L’autore cita alcuni passi di Aleida Assmann riguardo la
memoria culturale che ha il suo centro nella commemorazione dei morti, da
questa affermazione Faeta si interroga sul cambiamento delle prime il
conseguente mutamento delle seconde: “la commemorazione dei morti ha una
dimensione religiosa e una laica, che è possibile identificare rispettivamente
nella pietas e nella fama” [pag. 237] la prima è il dovere
dei vivi di mantenere acceso il ricordo dei defunti per conservare stabili le
relazioni che legano i due mondi, la seconda rappresenta il bisogno di
garantire le condizioni di predominio di un gruppo sull’altro, di egemonia. Secondo
l’autore le modificazioni della commemorazione calabrese hanno attenuato la pietas e enfatizzato la fama. “Il discorso funebre s’indirizza
oggi sempre più alla comunità dei vivi e tende a celebrare, indirettamente, attraverso
l’imponenza del monumento e la sua puntuale aderenza al modello della casa. (…)

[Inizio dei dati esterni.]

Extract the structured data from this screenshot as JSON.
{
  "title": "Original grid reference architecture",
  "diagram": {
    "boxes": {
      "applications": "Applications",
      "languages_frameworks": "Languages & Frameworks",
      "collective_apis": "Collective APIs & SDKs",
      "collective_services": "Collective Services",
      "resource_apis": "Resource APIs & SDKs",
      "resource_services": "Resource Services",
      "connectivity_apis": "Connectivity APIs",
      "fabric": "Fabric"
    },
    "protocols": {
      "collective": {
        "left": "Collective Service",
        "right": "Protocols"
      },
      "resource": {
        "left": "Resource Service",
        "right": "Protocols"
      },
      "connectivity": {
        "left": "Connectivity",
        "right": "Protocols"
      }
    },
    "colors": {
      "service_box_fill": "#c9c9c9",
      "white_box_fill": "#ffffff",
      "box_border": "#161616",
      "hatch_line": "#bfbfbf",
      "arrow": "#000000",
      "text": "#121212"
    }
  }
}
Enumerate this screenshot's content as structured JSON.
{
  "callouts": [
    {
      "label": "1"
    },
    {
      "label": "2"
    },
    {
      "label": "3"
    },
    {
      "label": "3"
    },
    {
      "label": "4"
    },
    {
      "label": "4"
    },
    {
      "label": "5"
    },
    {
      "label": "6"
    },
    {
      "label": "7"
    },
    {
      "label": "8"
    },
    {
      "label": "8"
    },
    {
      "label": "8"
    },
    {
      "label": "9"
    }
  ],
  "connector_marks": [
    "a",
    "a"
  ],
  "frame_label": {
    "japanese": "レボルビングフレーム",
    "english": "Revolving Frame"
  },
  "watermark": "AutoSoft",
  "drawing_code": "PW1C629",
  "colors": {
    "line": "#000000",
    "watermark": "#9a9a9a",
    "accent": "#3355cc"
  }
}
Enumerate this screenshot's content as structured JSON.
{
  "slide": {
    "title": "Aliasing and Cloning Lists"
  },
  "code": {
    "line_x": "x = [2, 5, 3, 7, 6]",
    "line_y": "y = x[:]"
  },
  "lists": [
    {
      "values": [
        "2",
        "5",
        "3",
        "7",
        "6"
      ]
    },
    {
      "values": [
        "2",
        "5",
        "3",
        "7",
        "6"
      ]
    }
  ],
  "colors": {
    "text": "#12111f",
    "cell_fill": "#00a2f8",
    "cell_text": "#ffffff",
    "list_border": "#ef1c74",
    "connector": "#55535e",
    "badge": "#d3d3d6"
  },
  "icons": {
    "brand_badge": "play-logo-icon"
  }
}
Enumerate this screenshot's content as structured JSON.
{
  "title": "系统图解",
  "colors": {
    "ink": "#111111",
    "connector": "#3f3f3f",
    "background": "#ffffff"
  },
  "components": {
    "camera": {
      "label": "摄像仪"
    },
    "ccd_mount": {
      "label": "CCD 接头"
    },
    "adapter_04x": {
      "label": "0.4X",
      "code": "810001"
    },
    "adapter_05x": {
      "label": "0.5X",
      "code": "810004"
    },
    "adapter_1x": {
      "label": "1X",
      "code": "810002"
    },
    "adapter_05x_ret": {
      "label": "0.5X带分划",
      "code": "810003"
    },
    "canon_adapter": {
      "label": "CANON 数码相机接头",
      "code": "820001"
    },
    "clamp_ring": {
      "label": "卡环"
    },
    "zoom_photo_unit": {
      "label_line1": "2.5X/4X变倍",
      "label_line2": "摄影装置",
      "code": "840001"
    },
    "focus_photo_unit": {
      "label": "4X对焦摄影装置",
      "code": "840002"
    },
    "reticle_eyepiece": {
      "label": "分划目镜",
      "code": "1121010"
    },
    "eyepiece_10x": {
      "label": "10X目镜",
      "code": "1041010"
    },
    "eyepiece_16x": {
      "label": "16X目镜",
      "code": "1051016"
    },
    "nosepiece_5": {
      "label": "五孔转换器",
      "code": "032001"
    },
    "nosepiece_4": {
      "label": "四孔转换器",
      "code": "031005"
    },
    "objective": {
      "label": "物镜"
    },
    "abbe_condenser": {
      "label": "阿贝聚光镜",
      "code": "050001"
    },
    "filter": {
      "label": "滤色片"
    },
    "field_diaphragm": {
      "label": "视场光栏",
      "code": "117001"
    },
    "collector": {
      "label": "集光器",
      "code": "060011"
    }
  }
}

Occorre essere in prima persona, in quanto membri autorevoli e dominanti,
sacerdoti di quella memoria. Bisogna piegare la prassi cattolica a un uso
civile della memoria” [pag. 238].
Infine Faeta si sofferma sull’immagine del defunto, che “appare
meno direttamente coinvolta nel regime cerimoniale di quanto non lo fosse in
precedenza” [pag. 239].
In conclusione i mutamenti che si sono affermati si manifestano mediante un nuovo
atteggiamento culturale: “la riduzione della condizione parossistica del
dolore, il suo controllo, la tendenziale eterificazione della condizione
luttuosa” [pag. 240]. È, dunque, una memoria placata e con ciò permanente,
custodita all’interno del monumento “sempre pronta a rimettere il defunto
dentro le configurazioni molteplici e cangianti del gioco sociale” [pag. 240].